Si alguien tiene duda de lo anterior, no tiene más que ver la forma en que opera la reelección de legisladores o presidentes municipales: en lugar de que ésta funcione para acercar a diputados, senadores y presidentes municipales y obligarlos a que respondan a las demandas de la ciudadanía, o sea, que la representen, la reelección fortalece y afianza el poder de los liderazgos partidistas porque de ellos depende que alguien pueda perseguir la reelección. La conclusión inexorable es que los autores de las leyes electorales -esas que nos han dado certidumbre, estabilidad y menos violencia política- también hicieron posible que emergiera un fenómeno político como el de López Obrador. En lugar de que ese entramado legal favoreciera una evolución natural del sistema político, su efecto fue el de paralizarlo, anclarlo a un pasado distante, agudizando el enojo ciudadano y el resentimiento. Paradójico acaba siendo que AMLO quiera alterar el esquema que le fortalece, pero ese es otro asunto.

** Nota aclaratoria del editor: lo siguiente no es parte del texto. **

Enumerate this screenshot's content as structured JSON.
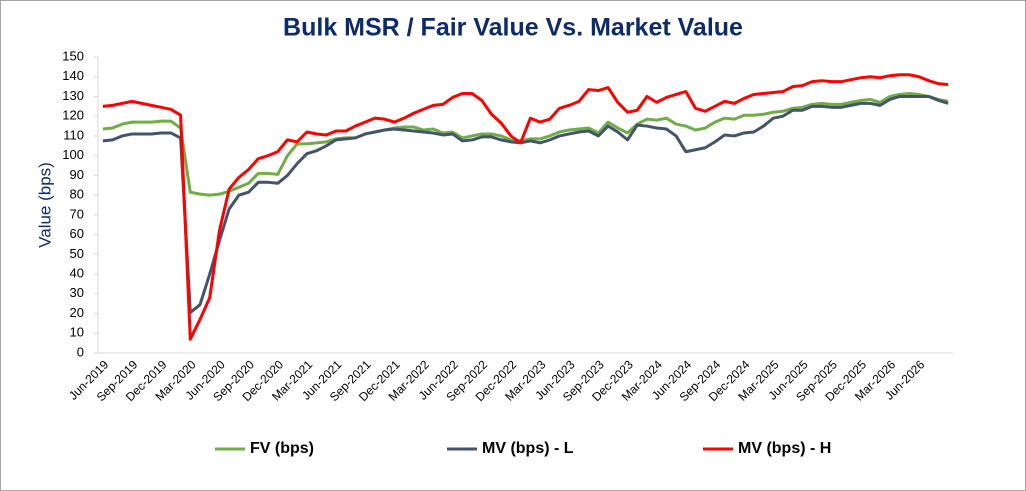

El problema de los partidos políticos son sus pecados, muchos de ellos históricos, especialmente los del PRI, pues son, como la corrupción, componente inherente a su historia y naturaleza. El paso del PAN por el poder no fue más encomiable, pues además de poco efectivo como partido gobernante, acabó perdido en las mismas prácticas corruptas que le precedieron. Morena pronto enfrentará los mismos dilemas porque, más allá del presidente, no es distinto a los otros. Pero lo malo no es la existencia de esos pecados, sino la incapacidad de comprender las causas del enojo ciudadano o del éxito de AMLO.
Las fortalezas que la ley le confiere a los liderazgos partidistas acaban siendo enormes debilidades, como ilustra el comportamiento reciente del PRI. La pregunta es cuándo se liberarán los partidos y sus líderes de esos fardos, los históricos y los recientes. Esa liberación tiene que ser producto no sólo de una elemental congruencia con el México de hoy o por una falsa moralina, sino de un cálculo político frío: porque estar asociado con la corrupción, el narco, el sindicalismo depredador o una concepción hace mucho rebasada del mundo arroja rendimientos decrecientes.
En la medida en que se acerca la madre de todas las batallas en 2024, la pregunta ya no es sobre AMLO, que pasará a la historia de una manera o de otra. La pregunta es si la oposición será capaz de reformarse para poder aliarse, porque sin eso seguirá cavando el hoyo de su propia extinción. Y con ella, la del país.